I've been making it so long that sadly I can't quote or recall the origin of the recipe. I've been modifying it slightly over the years too - basically, whatever thickish dairy product you have, will do: yoghurt, buttermilk, crème fraiche or a mix of the above.
strawberry crumble cakeServings: 16Time: 1 hour 15 minutes
- For the crumble:
- 120g plain flour
- 70g coarse cane sugar
- 85g butter
- For the cake:
- 260g plain flour
- 2 tsp baking powder
- 120g caster sugar
- 185g (160ml) buttermilk
- 70g (80ml) vegetable oil
- 2 whole eggs
- 1 tsp rose water (optional)
- 300g strawberries (enough to densely cover the cake in one layer)
- coarse palm sugar, for sprinkling (optional)
1. First make the crumble: melt the butter in a small pan. Mix the sugar and flour in a bowl, add the hot butter and mix well.
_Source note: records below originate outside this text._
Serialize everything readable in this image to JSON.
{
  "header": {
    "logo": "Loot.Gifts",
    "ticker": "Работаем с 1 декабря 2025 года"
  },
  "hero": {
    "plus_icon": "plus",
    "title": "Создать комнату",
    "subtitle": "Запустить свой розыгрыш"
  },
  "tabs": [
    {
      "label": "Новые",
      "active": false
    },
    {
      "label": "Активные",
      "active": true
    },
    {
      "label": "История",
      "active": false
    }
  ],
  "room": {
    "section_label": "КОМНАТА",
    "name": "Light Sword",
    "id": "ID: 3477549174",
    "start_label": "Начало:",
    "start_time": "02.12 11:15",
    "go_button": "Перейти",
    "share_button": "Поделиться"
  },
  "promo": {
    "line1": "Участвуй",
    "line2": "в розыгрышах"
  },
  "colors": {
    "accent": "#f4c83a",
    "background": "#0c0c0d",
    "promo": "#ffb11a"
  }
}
2. Prepare a square tin, 23 x 23cm, or a round one of similar capacity, by buttering it and lining with parchment. Preheat the oven to 180C/350F/gas 4.
3. For the cake batter, just place all the ingredients except the strawberries in a large bowl and mix well with a spatula or a large spoon until smooth. Pour the batter into the tin, place strawberries onto the batter, quite densely, cut sides down.
4. Sprinkle the crumble over the fruit to cover it generously and finish off with a little palm sugar, if using, scattered on top.
5. Bake for 45 – 50 minutes until the crumble starts to brown slightly. There’s no need to prod with a skewer – the cake will be baked through after 45 minutes but to make sure the bottom isn’t soggy add a little extra time. Cool in the tin, then cut into squares.